Acquiring marketing-related skills creates opportunities to do more for customers and to reap commensurate rewards. “Agencies get paid for project management,” Littrell said. “Why can’t we?” As the developer of the RevGen program for Canon, Magicomm guides the mentorships that Canon hopes will equip imagePRESS owners to provide these high-value services.
Standards-based color management as a “consumer protection program” for color production was the theme of a review by John Thorburn, a color specialist for Canon. In color printing, he said, the overriding question is, “Which CMYK is it?” Each printing process introduces variables, as do file formats, PDF preparation routines, and the behaviors of RIPs. Although achieving consistent color across all methods of output in a print shop is a complex task, said Thorburn, many of the most important steps can be carried out in the prepress applications and utilities that printers routinely use.
EFI’s Chip Boettger described W2P as a “24/7/365 web presence” that lets printers make money from services that they never made money from before. He said that printers with full-service W2P capability can speak to their customers about “outsourced document production,” “collateral management,” and “inventory print-on-demand conversion”—using terms, in other words, that marketing-savvy media buyers understand and respond to.
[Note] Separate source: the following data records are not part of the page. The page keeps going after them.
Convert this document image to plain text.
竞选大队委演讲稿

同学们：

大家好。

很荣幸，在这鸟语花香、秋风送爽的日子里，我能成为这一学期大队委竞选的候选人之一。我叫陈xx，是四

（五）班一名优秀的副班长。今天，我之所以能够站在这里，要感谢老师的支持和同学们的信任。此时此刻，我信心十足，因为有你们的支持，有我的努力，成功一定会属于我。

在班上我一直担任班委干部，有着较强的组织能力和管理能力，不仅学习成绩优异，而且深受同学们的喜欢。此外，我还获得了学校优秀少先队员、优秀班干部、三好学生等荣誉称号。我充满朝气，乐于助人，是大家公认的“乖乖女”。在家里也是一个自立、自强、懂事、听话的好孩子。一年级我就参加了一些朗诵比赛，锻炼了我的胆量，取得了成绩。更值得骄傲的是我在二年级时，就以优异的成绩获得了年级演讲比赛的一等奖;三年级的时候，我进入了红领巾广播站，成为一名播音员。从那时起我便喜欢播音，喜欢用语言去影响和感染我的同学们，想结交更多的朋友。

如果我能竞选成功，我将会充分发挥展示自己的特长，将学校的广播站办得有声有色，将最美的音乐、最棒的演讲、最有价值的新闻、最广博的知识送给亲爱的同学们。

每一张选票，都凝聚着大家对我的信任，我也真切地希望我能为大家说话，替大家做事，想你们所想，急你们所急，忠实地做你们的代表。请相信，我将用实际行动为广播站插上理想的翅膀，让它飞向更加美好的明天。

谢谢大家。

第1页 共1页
But Boettger cautioned printers who relate to their customers in this way against forgetting which business they are in. W2P services are not interchangeable with marketing services, and “if you have a print engine, you are not a marketing services provider,” he said. “Don’t get trapped into calling yourself something you’re not.”
On the other hand, Boettger said, there’s nothing wrong with learning how to “talk like a CMO (chief marketing officer), not like a printer,” when dealing with customers to whom W2P services are likely to appeal. He also urged printers to sell W2P as a value-adding relationship and to price it accordingly. “Sell the cost of the campaign, not the cost per piece,” Boettger said, noting that the W2P solution the plant is using—such as EFI’s Digital Storefront—should be tied tightly into its MIS for best results.
Sean Sullivan of Printable Technologies recommended variable-data printing as a way out of the commoditization trap. But, he reminded the group that those who wish to sell VDP to CMOs have a limited window of opportunity in which to do it. The average tenure of these executives at Fortune 500 companies, he said, is about 18 months.
Selling personalized graphic communications, said Sullivan, means working with the customer to define the need; determining who in the customer’s organization has the authority to make the project happen; learning how much of a timeframe for completion there is; and finding out how much money has been allocated to the project. One way to promote VDP is to provide “compelling samples” consisting of work previously done for the customer, but enhanced this time with variable images, PURLs, QR codes, and other elements that highlight the capabilities of the process.
Marketers like the measurable ROIs that VDP can bring to their print campaigns, Sullivan said. Given the availability of ready-to-use VDP solutions from Printable Technologies and other providers, he added, printers should be able to dispel the “myths” that personalized printing is too costly and that data specialists are needed to make it work.